How to Build a Multi‑Tenant Big Data Platform on MaxCompute: Lessons from a GCP Migration

Why Adopt a Multi‑Tenant Architecture

GoTerra, a leading Southeast Asian tech group, originally used BigQuery on GCP. Because each business entity must operate under a separate cloud account for compliance and cost accounting, a multi‑tenant design is required to handle cross‑account resource access, unified management, and cost control.

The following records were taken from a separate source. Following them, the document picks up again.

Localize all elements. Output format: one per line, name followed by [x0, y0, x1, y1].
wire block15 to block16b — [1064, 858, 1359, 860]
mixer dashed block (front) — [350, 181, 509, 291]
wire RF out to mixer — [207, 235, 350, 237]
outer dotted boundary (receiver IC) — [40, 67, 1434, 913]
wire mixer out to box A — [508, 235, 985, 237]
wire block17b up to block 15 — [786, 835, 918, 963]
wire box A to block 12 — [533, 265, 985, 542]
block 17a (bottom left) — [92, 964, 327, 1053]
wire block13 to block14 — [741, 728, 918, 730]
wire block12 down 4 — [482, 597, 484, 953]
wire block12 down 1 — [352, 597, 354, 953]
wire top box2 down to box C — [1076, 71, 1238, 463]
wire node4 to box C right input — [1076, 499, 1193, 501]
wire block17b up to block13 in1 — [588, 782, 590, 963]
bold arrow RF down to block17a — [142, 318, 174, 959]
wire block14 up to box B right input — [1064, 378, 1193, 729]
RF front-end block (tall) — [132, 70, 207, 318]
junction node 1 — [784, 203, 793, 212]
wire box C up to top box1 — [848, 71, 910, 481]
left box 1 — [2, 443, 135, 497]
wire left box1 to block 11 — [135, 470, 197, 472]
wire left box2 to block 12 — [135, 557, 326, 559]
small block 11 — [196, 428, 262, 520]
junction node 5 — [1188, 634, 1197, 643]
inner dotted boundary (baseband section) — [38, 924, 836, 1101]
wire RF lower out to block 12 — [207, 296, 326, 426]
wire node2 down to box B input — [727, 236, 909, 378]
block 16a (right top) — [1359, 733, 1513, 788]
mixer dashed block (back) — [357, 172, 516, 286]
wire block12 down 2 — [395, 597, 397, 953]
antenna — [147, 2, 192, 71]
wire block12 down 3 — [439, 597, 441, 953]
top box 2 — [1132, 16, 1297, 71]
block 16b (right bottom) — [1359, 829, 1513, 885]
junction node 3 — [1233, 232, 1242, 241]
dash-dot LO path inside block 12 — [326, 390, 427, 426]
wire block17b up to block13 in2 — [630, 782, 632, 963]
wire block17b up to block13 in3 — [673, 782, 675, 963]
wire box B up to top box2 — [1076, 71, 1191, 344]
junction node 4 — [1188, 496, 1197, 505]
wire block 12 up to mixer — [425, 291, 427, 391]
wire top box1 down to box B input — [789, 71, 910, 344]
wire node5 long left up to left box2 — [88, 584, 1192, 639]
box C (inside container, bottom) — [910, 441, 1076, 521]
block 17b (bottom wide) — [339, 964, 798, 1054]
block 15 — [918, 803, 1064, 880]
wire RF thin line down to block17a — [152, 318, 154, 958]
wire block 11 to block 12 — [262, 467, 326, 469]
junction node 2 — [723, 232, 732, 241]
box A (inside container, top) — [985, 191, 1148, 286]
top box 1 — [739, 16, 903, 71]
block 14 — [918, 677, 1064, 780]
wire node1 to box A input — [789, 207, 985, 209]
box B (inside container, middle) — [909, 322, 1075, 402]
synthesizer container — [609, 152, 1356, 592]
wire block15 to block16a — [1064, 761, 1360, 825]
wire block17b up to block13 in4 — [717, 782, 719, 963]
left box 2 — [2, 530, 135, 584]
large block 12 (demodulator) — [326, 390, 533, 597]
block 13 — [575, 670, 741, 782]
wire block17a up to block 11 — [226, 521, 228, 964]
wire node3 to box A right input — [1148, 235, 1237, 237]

MaxCompute Multi‑Tenant Capabilities

MaxCompute supports multiple tenants within the same cluster/region, each tenant containing projects, quotas, and network resources. Projects manage data objects, job instances, and user roles, while quotas manage compute resources. Cross‑project data access and proxy authorization enable controlled data sharing between tenants.

Although MaxCompute provides isolation and security, its native multi‑tenant features lack fine‑grained access control and flexible metadata discovery needed for large enterprises like GoTerra.

Implementation on Alibaba Cloud

Create a control‑plane cloud account (A) and multiple data‑plane accounts (B1…Bn).

In the control‑plane account, create a RAM role dataplaform_controlplane that ECS/ACK services can assume.

In each data‑plane account, create a RAM role that the control‑plane account can assume and grant the necessary MaxCompute permissions.

Control‑plane resources assume the data‑plane roles to access MaxCompute resources across accounts.

Next Steps and Outlook

DataWorks, Alibaba Cloud’s data integration platform, needs to extend its multi‑tenant capabilities—such as flexible data source tenancy, cross‑tenant metadata discovery, and multi‑tenant data development—to provide a one‑stop control‑plane solution for enterprise customers lacking self‑built toolchains.